It is four o’clock in the afternoon, and Geeane Melka, a local woman from Mecha Borodo, has just arrived at the village’s new water station for the second time today. Down the road, 20 more people carry their jerry cans to be filled with water.
For Geeane and others, the water station, which is open to the public from 6:00 to 9:00 in the morning and again from 4:00 to 6:00 in the evening, makes water more easily accessible. Before it was built, water could be obtained only from a stream or by collecting rainwater.
Latter-day Saint Charities has met the needs of the people in Mecha Borodo by providing funding for four water stations—covering the costs of both the wells and the construction.

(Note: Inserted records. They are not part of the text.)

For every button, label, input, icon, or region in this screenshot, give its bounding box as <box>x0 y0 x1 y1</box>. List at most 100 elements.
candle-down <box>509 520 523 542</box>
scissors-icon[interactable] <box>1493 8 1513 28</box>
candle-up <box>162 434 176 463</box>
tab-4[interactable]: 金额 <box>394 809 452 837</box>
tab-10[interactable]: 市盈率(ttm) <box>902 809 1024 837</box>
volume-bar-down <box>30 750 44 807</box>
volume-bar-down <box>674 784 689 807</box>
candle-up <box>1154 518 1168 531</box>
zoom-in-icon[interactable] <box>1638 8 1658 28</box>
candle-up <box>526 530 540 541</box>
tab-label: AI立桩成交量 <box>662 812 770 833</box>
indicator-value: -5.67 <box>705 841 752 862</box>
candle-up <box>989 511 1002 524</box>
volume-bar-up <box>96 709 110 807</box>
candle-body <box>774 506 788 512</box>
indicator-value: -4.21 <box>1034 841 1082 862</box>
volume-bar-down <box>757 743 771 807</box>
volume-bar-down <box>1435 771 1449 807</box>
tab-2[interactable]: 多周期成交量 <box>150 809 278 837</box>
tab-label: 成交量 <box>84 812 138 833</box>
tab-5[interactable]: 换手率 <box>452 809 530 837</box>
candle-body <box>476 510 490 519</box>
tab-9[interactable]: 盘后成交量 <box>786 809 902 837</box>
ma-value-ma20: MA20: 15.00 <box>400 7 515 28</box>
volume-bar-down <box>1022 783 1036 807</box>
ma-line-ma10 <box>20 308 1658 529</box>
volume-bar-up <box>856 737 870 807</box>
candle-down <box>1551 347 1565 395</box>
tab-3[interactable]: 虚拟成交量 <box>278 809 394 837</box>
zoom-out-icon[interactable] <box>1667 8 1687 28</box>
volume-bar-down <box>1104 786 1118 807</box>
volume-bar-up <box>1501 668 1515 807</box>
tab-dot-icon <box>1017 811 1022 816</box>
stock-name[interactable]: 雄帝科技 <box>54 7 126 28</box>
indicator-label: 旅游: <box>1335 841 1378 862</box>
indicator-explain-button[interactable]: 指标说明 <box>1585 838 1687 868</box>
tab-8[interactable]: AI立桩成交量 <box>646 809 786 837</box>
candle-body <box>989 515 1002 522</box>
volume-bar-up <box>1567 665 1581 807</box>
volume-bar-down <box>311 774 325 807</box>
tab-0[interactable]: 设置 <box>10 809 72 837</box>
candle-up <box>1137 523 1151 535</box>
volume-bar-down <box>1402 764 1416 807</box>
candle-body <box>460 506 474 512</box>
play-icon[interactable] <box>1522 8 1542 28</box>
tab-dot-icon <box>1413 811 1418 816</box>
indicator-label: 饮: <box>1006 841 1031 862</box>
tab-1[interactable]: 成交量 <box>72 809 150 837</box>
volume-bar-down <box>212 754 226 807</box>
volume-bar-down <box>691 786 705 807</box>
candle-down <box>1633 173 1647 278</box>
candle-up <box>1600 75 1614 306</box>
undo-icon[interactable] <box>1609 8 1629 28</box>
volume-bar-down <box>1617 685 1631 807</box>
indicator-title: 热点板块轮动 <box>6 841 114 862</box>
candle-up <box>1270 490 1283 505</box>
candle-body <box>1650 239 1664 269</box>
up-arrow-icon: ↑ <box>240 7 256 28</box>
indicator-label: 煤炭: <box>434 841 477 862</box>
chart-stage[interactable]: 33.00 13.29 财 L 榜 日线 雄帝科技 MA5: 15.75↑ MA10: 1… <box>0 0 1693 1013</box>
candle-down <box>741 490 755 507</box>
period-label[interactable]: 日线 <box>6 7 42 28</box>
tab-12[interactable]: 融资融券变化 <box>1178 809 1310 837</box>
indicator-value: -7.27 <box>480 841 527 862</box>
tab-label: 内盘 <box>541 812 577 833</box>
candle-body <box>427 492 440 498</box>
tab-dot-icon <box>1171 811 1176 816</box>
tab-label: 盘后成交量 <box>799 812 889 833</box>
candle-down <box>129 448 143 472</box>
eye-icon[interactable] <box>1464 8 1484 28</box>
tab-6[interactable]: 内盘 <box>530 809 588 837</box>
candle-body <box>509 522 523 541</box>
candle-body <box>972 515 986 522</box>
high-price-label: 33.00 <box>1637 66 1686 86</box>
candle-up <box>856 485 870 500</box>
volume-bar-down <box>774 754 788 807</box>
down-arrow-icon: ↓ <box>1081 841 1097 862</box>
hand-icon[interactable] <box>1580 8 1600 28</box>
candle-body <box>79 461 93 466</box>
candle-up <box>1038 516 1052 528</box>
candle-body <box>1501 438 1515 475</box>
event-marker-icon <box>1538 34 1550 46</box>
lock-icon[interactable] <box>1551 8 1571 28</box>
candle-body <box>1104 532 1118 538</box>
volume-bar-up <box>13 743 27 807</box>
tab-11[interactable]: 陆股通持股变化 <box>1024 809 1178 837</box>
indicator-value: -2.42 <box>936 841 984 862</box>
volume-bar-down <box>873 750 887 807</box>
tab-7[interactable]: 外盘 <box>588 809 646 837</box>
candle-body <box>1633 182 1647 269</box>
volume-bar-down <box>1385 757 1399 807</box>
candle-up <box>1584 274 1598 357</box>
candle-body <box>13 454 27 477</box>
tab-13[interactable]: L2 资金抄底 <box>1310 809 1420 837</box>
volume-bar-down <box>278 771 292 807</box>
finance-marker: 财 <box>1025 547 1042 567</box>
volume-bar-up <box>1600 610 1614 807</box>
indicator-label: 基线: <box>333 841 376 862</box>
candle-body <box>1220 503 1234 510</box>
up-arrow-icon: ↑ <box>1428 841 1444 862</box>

Local people primarily constructed the wells. Men from the village dug and backfilled the trenches. Water from the nearby springs was captured and piped to a very large storage tank that was constructed near the springs. Then a local contractor installed the system as it was designed. The finished system has been so efficient that there are plans to increase the number of pipelines in an effort to serve a larger area.
The system affords local facilities, such as the clinic, access to water. New hook-ups to the water system have also been built for the monastery, school, and several houses in Mecha Borodo. The water connection consists of a T-meter and a pipeline connected to the buildings that allows the water to be accessed by a faucet.
Villagers not only built the wells but also maintain them. Local officials organized committees and Latter-day Saint Charities trained local people to oversee this maintenance. Without the training, the pumps would be broken within a few years. But if the villagers follow the maintenance instructions, the pumps should last over 10 years—providing clean water for the next generation.